I also suspect, given time, the striking initial line to her memoir will be recognised as one of the best opening hooks in Aussie lit. ‘If you had met my father you would never, not for an instant, have thought he was an assassin.’ Her father, indeed, casts a giant shadow over this tome, as he does the author’s life. And he was a good man – a good man carrying the burden of memory. As a Polish freedom fighter he did back to the Nazis what they did in spades to everyone else.

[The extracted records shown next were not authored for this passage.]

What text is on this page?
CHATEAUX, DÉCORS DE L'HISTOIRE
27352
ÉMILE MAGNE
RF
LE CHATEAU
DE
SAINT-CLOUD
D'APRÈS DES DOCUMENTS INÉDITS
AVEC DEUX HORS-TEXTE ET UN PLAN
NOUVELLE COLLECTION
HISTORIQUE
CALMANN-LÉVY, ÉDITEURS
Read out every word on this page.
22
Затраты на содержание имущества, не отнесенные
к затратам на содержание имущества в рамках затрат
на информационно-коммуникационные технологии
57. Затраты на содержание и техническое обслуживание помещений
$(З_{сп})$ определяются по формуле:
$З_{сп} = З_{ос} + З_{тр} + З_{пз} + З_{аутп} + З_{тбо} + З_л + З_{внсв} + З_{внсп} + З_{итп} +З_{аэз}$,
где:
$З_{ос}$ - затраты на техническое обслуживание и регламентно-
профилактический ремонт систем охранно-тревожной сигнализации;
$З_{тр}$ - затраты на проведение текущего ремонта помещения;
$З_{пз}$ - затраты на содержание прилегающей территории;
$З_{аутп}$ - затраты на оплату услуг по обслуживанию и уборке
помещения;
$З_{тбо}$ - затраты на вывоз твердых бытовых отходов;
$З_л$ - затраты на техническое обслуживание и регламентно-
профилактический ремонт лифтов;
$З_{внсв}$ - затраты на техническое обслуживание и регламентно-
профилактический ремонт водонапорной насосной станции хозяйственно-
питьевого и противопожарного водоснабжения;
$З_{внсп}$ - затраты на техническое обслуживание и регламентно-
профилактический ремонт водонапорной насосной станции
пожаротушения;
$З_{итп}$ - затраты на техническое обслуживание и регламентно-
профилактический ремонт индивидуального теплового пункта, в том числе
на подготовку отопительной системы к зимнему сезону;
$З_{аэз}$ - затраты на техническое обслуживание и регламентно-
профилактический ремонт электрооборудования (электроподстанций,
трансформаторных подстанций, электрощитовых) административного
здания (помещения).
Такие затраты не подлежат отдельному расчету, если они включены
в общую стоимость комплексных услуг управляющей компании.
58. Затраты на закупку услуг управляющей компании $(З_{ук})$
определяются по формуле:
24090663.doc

Yep, some of the stuff in ‘Reckoning’ is pretty grim, but overall the book’s tone is uplifting – even inspiring in places. Magda’s spirit shines through, even when it seems the odds are stacked against her. And she has had some real battles to wage too – failed projects, her weight issues, her sexuality. Maybe the latter two shouldn’t be such, but sadly, in today’s media climate, they are – particularly for those in the spotlight. All are elaborated on frankly, but there are tales of levity as well. There is much of interest for this particular reader in her recallings – the contrast in her twin visits to Warsaw between pre the end of the Cold War and post. I enjoyed her taking us behind the scenes of ‘Who Do You Think You Are?’ – I have often wondered about the mechanics of putting together that wonderful show. But it’s the concluding chapters that are the most intensely moving of the whole exercise – especially the description of her final unpacking of what made her father tick.
For a first-timer ‘Reckoning’ is an achievement. It holds interest throughout and is a book this scribe looked forward to returning to after daily impediments intruded. And I concur with the final sentence of that aforementioned on-line review, ‘Let’s hope the books keep coming.’